Atualmente, Belo Horizonte tem limite de R$ 170 mil para imóveis na faixa de renda três. A intenção é que cidades no entorno também passem a contar com benefício semelhante. “Em São Paulo isso já ocorre e no Rio também. Estamos pleiteando essa política para todas as capitais”, afirma o diretor comercial da MRV. Para ele, não há justificativa para que um imóvel na divisa entre BH e Contagem tenha diferenças tão expressivas no valor, sendo um limitado a R$ 170 mil e o outro a R$ 145 mil.
"No momento de lançamento será avaliada a média de valorização do imóvel naquela região" - Júlia Hubner, coordenadora de vendas da AP Ponto - Foto: Beto Novaes/EM/D.A Press
A AP Ponto é uma das poucas construtoras que ainda vão anunciar novidades em Contagem dentro do programa. Segundo Júlia Hubner, coordenadora de vendas da empresa, estão previstos quatro lançamentos no próximo ano, todos dentro do MCMV. “Serão 128 unidades no Ponto Vivace, localizado no Bairro Nacional e mais 240 no Ponto Acácias, no mesmo bairro. Mais 96, no Bairro Alvorada, e 80 no Cabral”, enumera Júlia. Os terrenos foram negociados há cerca de um ano, o que pode justificar a viabilidade dos negócios. “Com a realidade de hoje, está cada vez mais difícil”, reconhece Júlia.
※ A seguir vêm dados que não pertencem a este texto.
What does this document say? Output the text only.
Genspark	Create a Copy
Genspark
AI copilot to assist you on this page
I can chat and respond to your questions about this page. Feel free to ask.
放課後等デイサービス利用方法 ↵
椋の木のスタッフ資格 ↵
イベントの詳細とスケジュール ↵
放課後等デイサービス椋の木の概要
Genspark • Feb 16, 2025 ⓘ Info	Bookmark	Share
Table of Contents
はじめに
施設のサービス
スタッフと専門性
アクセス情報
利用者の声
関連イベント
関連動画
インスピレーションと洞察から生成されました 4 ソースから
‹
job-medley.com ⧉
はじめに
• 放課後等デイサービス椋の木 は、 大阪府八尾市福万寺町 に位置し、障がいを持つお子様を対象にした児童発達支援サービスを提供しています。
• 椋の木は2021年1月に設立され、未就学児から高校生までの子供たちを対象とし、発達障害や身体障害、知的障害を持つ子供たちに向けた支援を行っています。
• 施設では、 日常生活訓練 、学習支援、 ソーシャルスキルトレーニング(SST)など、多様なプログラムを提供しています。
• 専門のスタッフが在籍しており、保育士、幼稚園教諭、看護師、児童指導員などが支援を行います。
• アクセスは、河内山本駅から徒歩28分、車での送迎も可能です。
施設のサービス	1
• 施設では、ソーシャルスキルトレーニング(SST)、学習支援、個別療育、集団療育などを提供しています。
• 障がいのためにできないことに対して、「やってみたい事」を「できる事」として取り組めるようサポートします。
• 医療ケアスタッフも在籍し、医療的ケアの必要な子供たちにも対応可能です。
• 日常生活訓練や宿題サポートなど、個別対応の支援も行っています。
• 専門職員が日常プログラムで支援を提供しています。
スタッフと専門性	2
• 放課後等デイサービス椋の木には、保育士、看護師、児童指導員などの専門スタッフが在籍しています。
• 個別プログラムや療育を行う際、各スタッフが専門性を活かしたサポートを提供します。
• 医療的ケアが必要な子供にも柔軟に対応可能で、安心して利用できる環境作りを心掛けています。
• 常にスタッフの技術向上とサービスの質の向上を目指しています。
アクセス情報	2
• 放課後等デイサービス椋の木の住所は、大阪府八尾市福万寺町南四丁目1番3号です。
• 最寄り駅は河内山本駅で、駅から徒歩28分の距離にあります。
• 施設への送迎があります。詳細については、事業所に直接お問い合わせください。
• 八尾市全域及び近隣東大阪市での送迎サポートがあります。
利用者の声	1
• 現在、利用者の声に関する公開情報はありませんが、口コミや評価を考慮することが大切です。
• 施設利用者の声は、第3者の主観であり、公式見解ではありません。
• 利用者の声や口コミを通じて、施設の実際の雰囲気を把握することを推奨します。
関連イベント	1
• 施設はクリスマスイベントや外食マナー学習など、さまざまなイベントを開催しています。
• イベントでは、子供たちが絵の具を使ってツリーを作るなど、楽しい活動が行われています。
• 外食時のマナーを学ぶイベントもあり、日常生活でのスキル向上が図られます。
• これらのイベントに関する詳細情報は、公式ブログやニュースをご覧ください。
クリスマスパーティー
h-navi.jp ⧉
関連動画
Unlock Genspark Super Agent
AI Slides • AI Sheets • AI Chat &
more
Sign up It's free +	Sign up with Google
Nada garante, porém, que os empreendimentos lançados hoje dentro do Minha casa, minha vida, se mantenham enquadrados até a data de entrega das chaves. “No momento de lançamento será avaliada a média de valorização do imóvel naquela região. Se o nosso empreendimento estiver abaixo do preço de mercado, ele será desenquadrado do programa, para se enquadrar aos valores praticados na região”, alerta Júlia. A previsão é de que as torres de quatro pavimentos estejam prontas 24 meses a partir da data de lançamento. Se não houver uma agenda fixa de atualização dos valores por parte do Ministério das Cidades, até lá as empresas enfrentarão ainda mais dificuldades para dar sequência ao benefício oferecido pelo governo.

EM QUEDA

Prova de que o MCMV passa por um processo de desaceleração é dada pela Caixa Econômica Federal – instituição financeira responsável por operar o programa. Levantamento do banco revela que de janeiro e outubro deste ano foram entregues 144 unidades habitacionais em Contagem. O número representa apenas 2,6% do total de 5.596 apartamentos entregues desde 2009, quando a primeira versão do MCMV foi lançado.

Apesar dos resultados deste ano, a Caixa garante que o programa habitacional do governo está seguindo curso normal na cidade da região metropolitana. Pelo menos 2.630 unidades habitacionais (UH) estão sendo analisadas para a faixa de renda um (até R$ 1,6 mil) e 8,9 mil para a faixa dois (até 3,1 mil). A expectativa é de que nos próximos meses sejam entregues 652 unidades na faixa dois e 311 UH na faixa três.